Open oceanic calcification is mainly driven by unicellular organisms and in particular by eukaryotes such as coccolithophores and foraminifers. Open ocean microcalcifiers, like most planktonic protists, are characterized by extremely fast generation times and occasional sexual reproduction. Populations can alternate between diploid and haploid stages, which often build different kinds of cell covers. In the most important pelagic calcifiers, the coccolithophores, the diploid and haploid stages, which can self-replicate and grow independently, display radically different morphologies with different modes of calcification or even with the absence of calcification in at least one life cycle stage. Although life cycle strategies seem likely to fundamentally influence the where and when of open ocean calcification, this issue has yet to be seriously addressed in the natural environment. Here, we introduce a new morphogenetic method, “combined CaCO3 optical detection with fluorescent in situ hybridization,” or COD-FISH, which is based on a combination of TSA-FISH and polarized optical microscopy.

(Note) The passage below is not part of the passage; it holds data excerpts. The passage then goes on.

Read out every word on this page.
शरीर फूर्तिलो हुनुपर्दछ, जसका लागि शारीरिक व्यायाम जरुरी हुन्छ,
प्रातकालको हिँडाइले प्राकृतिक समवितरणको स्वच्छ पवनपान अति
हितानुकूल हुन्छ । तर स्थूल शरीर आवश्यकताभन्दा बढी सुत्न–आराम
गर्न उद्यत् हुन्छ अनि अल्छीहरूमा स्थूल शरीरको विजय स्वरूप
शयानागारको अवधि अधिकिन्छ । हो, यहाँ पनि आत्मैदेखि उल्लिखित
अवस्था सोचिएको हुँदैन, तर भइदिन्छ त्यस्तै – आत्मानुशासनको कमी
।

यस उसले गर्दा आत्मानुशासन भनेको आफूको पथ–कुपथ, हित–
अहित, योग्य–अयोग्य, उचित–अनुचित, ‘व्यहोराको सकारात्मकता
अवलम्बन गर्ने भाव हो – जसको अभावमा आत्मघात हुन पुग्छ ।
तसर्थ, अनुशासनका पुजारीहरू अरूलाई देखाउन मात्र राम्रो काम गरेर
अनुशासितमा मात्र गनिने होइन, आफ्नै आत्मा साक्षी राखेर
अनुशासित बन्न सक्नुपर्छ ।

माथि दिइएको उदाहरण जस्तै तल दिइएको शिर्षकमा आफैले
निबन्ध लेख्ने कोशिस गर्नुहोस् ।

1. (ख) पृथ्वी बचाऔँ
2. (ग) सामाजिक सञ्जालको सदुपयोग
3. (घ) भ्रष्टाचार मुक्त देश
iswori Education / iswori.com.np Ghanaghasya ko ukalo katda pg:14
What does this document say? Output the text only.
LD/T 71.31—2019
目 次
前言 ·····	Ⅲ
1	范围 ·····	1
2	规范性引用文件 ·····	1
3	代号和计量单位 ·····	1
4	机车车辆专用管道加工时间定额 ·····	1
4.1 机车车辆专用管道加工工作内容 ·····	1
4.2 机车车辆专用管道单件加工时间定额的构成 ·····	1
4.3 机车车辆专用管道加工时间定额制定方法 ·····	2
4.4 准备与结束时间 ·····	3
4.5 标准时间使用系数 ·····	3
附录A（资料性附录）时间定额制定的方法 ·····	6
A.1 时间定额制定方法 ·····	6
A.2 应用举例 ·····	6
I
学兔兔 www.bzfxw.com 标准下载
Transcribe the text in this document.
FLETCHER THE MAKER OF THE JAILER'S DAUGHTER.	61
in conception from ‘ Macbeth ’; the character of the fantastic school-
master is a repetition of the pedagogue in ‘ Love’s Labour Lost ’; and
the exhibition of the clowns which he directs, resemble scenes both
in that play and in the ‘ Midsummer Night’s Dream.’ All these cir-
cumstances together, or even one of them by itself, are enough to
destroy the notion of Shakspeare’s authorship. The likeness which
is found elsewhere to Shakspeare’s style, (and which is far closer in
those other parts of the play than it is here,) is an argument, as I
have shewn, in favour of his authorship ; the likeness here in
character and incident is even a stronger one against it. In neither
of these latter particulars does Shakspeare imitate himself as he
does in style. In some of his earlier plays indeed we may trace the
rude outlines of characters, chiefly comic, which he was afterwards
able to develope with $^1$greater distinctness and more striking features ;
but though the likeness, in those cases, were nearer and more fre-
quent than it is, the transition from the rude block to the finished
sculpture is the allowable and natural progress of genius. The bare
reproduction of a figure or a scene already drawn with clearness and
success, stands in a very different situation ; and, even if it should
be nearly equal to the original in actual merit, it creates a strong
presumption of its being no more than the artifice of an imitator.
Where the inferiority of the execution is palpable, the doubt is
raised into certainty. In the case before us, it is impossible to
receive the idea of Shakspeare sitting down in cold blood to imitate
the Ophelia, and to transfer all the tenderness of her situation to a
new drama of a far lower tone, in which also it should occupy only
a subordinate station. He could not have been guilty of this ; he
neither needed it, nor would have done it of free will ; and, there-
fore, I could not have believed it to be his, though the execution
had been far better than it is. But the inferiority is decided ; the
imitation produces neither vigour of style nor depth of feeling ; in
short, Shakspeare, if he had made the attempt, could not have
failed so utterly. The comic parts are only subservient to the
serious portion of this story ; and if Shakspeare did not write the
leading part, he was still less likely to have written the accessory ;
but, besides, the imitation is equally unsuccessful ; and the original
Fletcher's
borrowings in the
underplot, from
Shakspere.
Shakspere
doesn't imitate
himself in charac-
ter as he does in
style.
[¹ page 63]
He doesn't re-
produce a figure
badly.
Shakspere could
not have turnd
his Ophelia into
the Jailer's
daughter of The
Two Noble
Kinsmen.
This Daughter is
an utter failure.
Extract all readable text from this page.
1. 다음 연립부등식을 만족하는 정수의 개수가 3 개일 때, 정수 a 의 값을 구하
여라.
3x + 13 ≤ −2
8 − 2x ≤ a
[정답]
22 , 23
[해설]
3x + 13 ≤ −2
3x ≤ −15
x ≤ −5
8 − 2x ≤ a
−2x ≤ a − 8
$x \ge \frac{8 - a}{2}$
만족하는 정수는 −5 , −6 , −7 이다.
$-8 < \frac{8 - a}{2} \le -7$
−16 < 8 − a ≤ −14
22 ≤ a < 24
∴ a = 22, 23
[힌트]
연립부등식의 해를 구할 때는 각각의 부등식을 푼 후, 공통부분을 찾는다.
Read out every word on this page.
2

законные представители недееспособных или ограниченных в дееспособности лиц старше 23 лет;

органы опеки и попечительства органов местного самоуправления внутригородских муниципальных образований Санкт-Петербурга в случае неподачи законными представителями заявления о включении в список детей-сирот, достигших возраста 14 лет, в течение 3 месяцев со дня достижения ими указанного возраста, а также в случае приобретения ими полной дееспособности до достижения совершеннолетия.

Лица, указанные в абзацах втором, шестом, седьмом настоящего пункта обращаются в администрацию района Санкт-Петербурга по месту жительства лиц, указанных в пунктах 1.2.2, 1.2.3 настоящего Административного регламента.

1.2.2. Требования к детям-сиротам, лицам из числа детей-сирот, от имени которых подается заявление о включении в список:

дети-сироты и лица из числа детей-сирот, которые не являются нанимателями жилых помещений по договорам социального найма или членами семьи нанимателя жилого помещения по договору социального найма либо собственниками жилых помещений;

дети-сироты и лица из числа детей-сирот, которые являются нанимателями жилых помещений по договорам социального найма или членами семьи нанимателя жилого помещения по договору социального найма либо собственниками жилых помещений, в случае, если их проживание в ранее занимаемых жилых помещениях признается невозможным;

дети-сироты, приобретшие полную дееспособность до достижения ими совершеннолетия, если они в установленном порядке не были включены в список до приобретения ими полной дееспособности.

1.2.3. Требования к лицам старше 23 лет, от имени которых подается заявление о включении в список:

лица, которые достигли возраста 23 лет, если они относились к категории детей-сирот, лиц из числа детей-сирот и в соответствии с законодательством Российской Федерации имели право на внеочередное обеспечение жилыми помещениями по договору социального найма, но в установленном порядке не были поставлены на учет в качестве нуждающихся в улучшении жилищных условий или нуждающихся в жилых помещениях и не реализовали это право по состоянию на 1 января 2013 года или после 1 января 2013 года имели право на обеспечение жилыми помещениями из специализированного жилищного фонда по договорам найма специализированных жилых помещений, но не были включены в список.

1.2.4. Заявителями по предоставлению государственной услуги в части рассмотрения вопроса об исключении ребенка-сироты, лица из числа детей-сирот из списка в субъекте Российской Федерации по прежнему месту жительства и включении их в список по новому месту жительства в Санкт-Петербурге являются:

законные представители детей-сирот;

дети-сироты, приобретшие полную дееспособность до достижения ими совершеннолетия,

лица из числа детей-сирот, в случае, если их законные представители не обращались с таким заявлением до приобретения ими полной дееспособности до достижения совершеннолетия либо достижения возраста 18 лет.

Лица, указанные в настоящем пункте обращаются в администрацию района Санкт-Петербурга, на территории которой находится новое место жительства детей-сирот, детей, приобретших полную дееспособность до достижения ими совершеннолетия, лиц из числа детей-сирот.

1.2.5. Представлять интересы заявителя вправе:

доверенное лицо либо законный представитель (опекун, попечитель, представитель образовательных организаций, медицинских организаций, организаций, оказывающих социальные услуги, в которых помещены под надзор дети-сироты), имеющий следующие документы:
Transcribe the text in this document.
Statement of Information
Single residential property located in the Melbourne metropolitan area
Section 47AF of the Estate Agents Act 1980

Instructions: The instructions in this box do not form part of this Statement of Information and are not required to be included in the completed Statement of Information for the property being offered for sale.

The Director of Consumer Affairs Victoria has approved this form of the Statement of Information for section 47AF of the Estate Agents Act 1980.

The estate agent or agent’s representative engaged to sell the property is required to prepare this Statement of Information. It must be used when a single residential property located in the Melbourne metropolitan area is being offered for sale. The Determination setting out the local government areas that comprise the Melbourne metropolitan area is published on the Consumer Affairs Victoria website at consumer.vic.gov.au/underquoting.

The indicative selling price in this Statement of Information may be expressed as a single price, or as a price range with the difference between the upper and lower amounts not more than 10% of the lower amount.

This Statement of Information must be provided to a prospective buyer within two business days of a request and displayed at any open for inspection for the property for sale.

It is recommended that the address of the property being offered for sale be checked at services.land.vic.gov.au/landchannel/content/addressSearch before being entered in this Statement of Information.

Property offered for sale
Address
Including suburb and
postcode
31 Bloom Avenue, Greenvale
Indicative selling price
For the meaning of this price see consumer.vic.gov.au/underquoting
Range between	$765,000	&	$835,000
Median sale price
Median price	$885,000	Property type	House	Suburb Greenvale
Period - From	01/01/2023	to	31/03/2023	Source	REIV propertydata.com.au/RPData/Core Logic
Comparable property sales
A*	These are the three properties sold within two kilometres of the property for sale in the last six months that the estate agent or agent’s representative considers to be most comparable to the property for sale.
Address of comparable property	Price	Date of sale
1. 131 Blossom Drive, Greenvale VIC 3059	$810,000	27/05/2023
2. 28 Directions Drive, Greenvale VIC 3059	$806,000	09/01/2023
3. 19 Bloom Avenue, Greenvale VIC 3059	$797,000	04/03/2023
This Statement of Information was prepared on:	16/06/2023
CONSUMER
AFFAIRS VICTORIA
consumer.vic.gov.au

This technique allows simultaneous assessment of the taxonomic and life cycle status of single coccolithophore cells collected from the ocean. We demonstrate the application of COD-FISH using both laboratory culture and field samples and discuss its potential value for assessing the ecology, biodiversity, population structure, and life cycles of coccolithophores and other open ocean unicellular calcifiers.